We are experiencing random errors on CB-series robots with Polyscope version 3.13.x and 3.14.x. The scenario is the following:
- the main program is performing some relatively heavy calculations of the next waypoints, while another thread is moving the robot
- the thread writes a log message before and after every movel and movej command (for debugging)
- sometimes (once or twice a day) there is one movej that starts but never ends (thread crashing?)
- there is absolutely no error message anywhere
- the robot movement stops, and the main thread detects a timeout after some time (but no error message from the system)
There are no race conditions, no critical sections either. This is a clean structure but still there is an error somewhere.
Are there any known restrictions in controlling the robot from a thread, or any changes in the latest firmware versions 3.13.x and 3.14.x that may cause this to happen?
Our code structure has not changed in the past 2 years and suddenly we are getting this error from more than one CB robot installations, however, we haven’t heard about the same issue happening on E-series.
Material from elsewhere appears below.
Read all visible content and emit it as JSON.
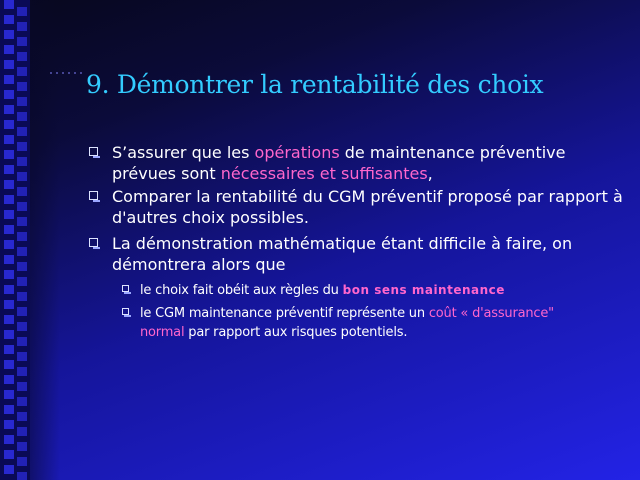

@Ebbe do you have any suggestions?
I have no knowledge of an issue like this have been introduced. But if it is related to controller timing execution, thing might have changed marginally.
- Is the timeout detected by own logic or Polyscope?
- What kind of synchronization do you have between the different threads? And are other of the threads controlling the robot movements?
- Have you diagnosed if the thread is still running or not by using join in one well functioning thread?
One simple try could be to create a critical section for each of your movements.
Hi @Ebbe thanks for the quick reply.
The timeout is only detected by the program logic.
The main program is calculating waypoints, and the other thread is performing the movements. There is no other thread trying to control the robot at that time. The communication between the threads is only done through some variables: the main program sets a variable (move target position) and the thread sets another variable (movement status, integer) - a little bit more complex, but something like this.
I suspected it could be a deadlock in the system when using get_inverse_kin, is_within_safety_limits, or get_inverse_kin_has_solution in the main program that is doing the calculations while a thread is moving the robot. We use these functions in our calculations and probably the move() commands use them internally as well.
The error occurs on robots in production, so we haven’t been able to diagnose the thread is still running or not, and have not used the join command either. I’ll try to create a sample program on a test robot to reproduce the error and upload it as soon as possible.